In the story “In History” by Jamaica Kincaid, she is describing what history is according to her. She says it is “the thing that happened to me and all who look like me” (16). Now, I am not entirely sure what she exactly meant by that, but I think she is referring to her ancestors and all that they went through. They could’ve struggled in America or in another country. That was her families past, therefore it is her history. We all have our own history, and she tries to tell us that in her story. She starts to tell us her story of her history. She mentions how Columbus “discovered the new world” (17). Although she doesn’t tell us much about her actually family history she does elaborate a little bit on where she is from, Antigua. She talks about the landscape. She says it is green. “Let me describe this landscape again: it is green, and unmistakably so; another person, who would have a more specific interest, a painter, might say, it is a green that often verges on blue, a green that often modified by reds and yellows and even other more intense or other shades of green” (19). She goes on and on a few more sentences about how green it is.
Kincaid also talks about Vermont, and how it is not the same place where she is from, Antigua.
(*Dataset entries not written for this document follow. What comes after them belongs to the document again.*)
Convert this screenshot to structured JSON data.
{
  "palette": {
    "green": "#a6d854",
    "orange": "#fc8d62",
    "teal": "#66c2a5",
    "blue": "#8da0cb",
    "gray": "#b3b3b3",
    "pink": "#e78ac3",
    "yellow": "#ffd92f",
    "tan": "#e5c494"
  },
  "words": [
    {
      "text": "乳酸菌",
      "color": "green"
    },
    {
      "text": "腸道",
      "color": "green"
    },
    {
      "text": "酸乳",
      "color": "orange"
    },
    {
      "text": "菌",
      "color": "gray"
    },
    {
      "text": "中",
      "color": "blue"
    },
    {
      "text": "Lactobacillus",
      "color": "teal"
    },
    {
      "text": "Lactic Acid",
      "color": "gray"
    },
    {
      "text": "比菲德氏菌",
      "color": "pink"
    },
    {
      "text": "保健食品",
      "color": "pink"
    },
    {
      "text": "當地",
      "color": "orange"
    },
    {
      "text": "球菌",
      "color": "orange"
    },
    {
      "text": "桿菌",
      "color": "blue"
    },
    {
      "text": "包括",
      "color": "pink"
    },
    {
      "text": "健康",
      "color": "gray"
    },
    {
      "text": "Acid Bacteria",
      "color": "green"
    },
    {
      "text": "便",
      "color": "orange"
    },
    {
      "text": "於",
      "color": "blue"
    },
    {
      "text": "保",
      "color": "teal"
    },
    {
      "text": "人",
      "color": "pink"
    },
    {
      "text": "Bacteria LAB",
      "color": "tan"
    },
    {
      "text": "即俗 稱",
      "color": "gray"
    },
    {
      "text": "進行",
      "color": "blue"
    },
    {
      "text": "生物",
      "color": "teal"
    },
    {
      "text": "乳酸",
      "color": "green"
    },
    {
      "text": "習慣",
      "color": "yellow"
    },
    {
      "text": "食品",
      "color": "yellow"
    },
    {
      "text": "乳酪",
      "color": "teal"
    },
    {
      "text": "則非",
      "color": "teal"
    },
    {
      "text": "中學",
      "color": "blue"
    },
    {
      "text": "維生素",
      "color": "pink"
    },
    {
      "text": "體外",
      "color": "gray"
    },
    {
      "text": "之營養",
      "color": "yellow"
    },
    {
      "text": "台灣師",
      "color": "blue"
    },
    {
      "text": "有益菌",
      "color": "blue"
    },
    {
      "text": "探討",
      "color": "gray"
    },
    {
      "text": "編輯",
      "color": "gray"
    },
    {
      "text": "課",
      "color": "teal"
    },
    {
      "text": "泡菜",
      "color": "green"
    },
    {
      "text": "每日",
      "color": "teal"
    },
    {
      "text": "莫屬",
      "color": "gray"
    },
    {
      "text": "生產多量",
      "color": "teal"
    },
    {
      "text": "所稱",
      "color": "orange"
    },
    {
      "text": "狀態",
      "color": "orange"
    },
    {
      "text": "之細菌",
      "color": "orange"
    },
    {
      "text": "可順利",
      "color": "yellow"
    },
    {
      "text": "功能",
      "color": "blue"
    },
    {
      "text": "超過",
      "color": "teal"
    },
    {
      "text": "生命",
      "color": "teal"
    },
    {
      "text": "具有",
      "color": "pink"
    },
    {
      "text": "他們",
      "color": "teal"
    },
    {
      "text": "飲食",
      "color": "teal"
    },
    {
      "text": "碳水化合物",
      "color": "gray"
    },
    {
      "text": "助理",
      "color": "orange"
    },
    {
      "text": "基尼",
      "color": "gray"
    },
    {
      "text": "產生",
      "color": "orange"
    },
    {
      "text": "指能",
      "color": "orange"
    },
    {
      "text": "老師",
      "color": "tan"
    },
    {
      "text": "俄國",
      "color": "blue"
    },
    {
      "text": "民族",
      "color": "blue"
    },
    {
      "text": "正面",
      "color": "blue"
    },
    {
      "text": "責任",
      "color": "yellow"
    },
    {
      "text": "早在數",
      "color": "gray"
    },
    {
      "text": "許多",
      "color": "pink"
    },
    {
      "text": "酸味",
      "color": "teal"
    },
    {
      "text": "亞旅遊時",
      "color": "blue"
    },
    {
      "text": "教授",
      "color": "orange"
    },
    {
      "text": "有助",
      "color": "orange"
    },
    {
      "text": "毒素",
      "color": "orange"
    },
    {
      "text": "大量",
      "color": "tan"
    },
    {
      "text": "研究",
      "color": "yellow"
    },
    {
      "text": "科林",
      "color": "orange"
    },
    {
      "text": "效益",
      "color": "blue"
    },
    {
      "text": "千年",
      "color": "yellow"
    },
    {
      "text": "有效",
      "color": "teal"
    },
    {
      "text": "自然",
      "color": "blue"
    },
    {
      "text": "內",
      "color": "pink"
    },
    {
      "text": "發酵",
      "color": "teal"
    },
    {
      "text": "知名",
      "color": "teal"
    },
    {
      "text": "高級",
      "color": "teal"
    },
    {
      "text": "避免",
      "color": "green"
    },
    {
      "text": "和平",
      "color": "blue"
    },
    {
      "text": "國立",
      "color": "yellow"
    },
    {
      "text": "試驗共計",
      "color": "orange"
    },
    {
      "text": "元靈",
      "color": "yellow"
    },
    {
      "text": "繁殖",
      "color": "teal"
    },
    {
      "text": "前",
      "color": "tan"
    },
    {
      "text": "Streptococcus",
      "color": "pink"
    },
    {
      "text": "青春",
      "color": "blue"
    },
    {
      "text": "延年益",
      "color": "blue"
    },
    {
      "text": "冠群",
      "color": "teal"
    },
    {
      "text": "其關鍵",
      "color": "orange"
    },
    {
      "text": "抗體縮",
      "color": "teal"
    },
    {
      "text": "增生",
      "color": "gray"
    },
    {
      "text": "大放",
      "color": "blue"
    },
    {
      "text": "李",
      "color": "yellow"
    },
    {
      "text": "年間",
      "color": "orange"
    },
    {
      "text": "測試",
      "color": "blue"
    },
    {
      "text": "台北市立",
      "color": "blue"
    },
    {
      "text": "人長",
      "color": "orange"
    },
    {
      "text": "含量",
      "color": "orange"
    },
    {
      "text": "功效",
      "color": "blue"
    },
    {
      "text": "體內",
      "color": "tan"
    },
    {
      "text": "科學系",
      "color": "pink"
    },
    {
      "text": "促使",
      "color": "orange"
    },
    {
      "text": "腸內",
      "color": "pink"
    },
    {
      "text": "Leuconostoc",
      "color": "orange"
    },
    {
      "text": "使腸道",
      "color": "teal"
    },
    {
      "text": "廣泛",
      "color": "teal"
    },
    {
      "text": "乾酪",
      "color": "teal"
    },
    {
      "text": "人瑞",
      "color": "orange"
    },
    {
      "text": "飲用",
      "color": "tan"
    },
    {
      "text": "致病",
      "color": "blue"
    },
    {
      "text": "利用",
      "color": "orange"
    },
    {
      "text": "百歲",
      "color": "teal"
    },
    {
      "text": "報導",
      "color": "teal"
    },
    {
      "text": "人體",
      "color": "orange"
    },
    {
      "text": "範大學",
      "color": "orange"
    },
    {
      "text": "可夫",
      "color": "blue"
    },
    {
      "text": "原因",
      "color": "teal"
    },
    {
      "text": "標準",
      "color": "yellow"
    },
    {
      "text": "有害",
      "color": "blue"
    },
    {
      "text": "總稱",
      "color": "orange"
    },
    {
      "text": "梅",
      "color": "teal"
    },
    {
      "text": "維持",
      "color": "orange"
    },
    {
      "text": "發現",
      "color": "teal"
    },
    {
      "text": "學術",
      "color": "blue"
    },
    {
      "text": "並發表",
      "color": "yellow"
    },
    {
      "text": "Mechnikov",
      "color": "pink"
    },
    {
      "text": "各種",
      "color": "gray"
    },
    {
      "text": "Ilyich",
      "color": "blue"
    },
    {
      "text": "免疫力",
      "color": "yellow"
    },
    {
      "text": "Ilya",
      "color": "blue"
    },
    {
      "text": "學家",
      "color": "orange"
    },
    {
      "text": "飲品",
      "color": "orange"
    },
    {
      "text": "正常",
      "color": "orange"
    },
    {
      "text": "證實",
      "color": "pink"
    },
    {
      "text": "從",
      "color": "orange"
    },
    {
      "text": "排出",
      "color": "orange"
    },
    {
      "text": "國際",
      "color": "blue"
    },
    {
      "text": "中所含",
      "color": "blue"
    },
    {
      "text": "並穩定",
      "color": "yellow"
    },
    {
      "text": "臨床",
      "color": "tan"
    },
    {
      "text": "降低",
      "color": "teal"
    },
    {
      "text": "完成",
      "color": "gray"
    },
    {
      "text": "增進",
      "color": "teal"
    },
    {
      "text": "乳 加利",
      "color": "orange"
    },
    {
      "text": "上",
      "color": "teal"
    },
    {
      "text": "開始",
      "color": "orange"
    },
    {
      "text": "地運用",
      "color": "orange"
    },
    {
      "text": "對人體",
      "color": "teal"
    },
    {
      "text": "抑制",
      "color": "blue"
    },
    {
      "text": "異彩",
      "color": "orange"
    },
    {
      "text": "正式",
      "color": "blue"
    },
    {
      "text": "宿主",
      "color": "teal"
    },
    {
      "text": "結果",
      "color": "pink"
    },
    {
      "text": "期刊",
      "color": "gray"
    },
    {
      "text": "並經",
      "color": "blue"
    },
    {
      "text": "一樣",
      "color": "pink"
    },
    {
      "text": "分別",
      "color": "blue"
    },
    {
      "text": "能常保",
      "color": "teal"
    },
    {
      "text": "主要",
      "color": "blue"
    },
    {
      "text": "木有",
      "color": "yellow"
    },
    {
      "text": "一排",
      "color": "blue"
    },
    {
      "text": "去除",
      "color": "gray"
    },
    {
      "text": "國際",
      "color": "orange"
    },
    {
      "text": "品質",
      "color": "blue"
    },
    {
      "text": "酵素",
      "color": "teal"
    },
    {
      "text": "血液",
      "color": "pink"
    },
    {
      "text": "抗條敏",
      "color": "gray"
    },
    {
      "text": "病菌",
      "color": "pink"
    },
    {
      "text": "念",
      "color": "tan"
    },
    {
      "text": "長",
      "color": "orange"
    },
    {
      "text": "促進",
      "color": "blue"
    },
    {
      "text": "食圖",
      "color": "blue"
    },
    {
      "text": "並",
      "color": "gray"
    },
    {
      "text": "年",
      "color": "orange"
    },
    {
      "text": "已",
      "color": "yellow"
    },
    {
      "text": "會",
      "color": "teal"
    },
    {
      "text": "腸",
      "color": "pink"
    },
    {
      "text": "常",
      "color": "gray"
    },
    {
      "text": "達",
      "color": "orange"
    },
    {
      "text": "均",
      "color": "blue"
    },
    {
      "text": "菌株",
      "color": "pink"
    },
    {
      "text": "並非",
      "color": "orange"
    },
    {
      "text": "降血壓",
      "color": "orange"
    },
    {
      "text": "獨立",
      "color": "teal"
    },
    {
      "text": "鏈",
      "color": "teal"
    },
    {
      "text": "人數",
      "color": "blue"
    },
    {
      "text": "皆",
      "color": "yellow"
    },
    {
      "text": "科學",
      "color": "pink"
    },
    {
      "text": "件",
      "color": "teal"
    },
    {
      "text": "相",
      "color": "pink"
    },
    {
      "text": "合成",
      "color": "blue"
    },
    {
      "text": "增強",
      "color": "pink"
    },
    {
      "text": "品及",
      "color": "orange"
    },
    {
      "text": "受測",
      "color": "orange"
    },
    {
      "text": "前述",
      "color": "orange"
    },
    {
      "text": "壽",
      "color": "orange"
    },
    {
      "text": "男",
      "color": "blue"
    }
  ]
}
I find it a little bizarre how she is sort of speaking for Christopher Columbus. When she said that’s he never saw Vermont and he saw Antigua on a weekday, or a Sunday, and that he was exhausted. She first thought of “what is history” when she realizes she was no longer living in the place that her ancestors, or those who looked like her, had lived. She is making a new appearance (21). Kincaid also talks about naming different items. Items either have a proper name or a Latin name.
Creative Challenge
When I was younger I learned about the New World and Christopher Columbus in school. I was very young. It was back in kindergarten, actually. We even had a feast for the pilgrims and Indians. I actually had to make a map of the world, or what I thought it looked like, when I was younger. I know my world was pretty much a few blobs on the paper. I knew, at that point. The world was round. We had a globe in the classroom. As I grew older I realized that my blobs actually took forms as countries. I learned more in detail about Columbus and his discoveries. What I was taught in school and at home is pretty much all I knew about history. I never really sat down and thought of it. When Kincaid mentions the landscape, it makes me think of my home town landscape and that of that world.